With 271 sick in 37 states from urban poultry, a Denver woman named Mary has launched a business selling chicken diapers to somehow contain the Salmonella.
Faith-based safety
“They’re just really, really tame, and they want to be near humans,” said Mary, petting her two chickens, Henny and Penny. “I wouldn’t have them in the house all the time, but once in a while it’s nice to let them in.”

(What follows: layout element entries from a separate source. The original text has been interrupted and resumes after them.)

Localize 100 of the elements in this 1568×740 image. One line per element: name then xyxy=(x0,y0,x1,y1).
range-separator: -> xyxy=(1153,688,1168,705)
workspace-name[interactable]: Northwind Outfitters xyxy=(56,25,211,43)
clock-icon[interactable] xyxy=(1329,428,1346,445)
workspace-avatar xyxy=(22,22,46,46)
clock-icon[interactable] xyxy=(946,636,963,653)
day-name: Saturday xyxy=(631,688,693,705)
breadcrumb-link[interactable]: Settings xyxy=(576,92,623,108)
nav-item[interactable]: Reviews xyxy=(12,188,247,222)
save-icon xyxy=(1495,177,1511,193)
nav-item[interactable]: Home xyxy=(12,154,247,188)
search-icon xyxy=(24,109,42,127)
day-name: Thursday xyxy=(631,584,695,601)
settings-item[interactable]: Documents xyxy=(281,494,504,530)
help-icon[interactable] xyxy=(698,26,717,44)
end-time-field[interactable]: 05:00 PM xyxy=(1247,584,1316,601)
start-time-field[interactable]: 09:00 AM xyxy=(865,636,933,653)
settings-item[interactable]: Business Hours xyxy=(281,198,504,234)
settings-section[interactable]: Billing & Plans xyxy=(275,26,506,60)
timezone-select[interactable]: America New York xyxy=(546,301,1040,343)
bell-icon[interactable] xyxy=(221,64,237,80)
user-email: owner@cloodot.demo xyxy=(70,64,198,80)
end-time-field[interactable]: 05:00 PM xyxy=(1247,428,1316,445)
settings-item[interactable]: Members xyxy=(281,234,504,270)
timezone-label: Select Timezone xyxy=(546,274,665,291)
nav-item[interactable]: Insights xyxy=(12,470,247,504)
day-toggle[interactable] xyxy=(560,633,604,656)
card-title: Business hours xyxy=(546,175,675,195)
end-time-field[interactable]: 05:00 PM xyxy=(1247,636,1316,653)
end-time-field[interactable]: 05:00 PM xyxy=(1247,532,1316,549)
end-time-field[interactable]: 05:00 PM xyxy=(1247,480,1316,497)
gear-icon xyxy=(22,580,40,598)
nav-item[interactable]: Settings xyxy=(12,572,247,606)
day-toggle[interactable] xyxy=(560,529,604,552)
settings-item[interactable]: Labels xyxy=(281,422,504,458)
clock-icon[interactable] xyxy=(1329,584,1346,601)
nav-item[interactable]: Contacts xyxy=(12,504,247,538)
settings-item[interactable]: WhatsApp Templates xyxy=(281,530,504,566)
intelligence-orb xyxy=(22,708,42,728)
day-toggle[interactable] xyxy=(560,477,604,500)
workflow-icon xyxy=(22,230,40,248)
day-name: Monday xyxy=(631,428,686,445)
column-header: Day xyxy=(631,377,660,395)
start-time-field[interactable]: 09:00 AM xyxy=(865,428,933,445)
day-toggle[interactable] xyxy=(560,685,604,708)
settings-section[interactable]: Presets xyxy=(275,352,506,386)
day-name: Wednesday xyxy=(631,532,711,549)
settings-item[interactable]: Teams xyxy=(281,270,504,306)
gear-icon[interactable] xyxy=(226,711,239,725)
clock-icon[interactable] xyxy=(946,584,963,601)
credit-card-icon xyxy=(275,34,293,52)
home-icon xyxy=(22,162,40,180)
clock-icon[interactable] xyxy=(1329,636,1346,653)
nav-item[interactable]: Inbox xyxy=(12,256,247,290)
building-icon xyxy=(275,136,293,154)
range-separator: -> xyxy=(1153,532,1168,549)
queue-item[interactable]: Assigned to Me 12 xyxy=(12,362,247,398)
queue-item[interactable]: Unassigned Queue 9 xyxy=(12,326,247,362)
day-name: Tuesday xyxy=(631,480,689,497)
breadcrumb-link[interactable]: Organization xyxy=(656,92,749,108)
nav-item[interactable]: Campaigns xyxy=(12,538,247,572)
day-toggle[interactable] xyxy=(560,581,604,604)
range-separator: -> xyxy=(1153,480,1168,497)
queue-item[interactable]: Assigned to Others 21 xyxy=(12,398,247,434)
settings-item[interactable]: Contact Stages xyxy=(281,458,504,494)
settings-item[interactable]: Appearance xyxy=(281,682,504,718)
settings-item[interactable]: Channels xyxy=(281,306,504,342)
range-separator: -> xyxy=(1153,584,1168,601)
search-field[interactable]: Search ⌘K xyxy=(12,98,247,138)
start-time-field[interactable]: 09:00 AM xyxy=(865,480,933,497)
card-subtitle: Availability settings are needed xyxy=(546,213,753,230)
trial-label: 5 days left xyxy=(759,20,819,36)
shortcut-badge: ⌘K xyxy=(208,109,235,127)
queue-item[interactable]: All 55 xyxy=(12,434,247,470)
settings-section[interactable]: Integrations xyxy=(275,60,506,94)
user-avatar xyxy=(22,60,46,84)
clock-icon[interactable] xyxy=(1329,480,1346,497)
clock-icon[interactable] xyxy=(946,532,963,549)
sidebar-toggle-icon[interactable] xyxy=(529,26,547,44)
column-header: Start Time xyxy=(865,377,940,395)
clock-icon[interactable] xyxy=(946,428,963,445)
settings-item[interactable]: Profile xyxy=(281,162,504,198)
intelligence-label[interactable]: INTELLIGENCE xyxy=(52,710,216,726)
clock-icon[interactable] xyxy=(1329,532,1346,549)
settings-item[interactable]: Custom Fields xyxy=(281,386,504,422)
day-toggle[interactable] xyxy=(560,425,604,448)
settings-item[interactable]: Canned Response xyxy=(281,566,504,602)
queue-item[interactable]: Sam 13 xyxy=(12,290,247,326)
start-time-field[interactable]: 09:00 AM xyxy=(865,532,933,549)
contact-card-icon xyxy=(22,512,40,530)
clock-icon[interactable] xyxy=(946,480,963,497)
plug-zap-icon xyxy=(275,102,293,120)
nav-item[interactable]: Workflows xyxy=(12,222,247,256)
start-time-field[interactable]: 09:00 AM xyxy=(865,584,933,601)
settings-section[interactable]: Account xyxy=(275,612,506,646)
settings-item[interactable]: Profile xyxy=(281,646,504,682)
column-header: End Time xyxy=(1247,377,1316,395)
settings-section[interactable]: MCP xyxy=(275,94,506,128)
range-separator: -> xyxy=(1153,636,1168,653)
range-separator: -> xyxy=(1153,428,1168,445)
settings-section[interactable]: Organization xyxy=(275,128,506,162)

According to Centers for Disease Control investigators, some of those sick people were reportedly “kissing or cuddling with” the birds, and poultry that appears healthy and clean can still be shedding germs that make people sick, and chickens should not be allowed inside people’s homes.
Candice Burns Hoffman, a spokeswoman for the National Center for Emerging and Zoonotic Infectious Diseases with the CDC, said an email to 7NEWS: “Just like you wouldn’t walk around your house and touch surfaces with raw, uncooked chicken, you also shouldn’t allow your live poultry to have contact with surfaces in your home.”
In 2012 alone, public health officials uncovered eight outbreaks in which people got sick with germs spread from contact with poultry in backyard flocks. These outbreaks caused at least 517 illnesses, 93 hospitalizations and fours deaths, according to the CDC.
Health officials said that for every case of Salmonella illness reported to the CDC, there are about 30 more that don’t get reported.
“I never had a problem, and I don’t think most people would,” said Mary.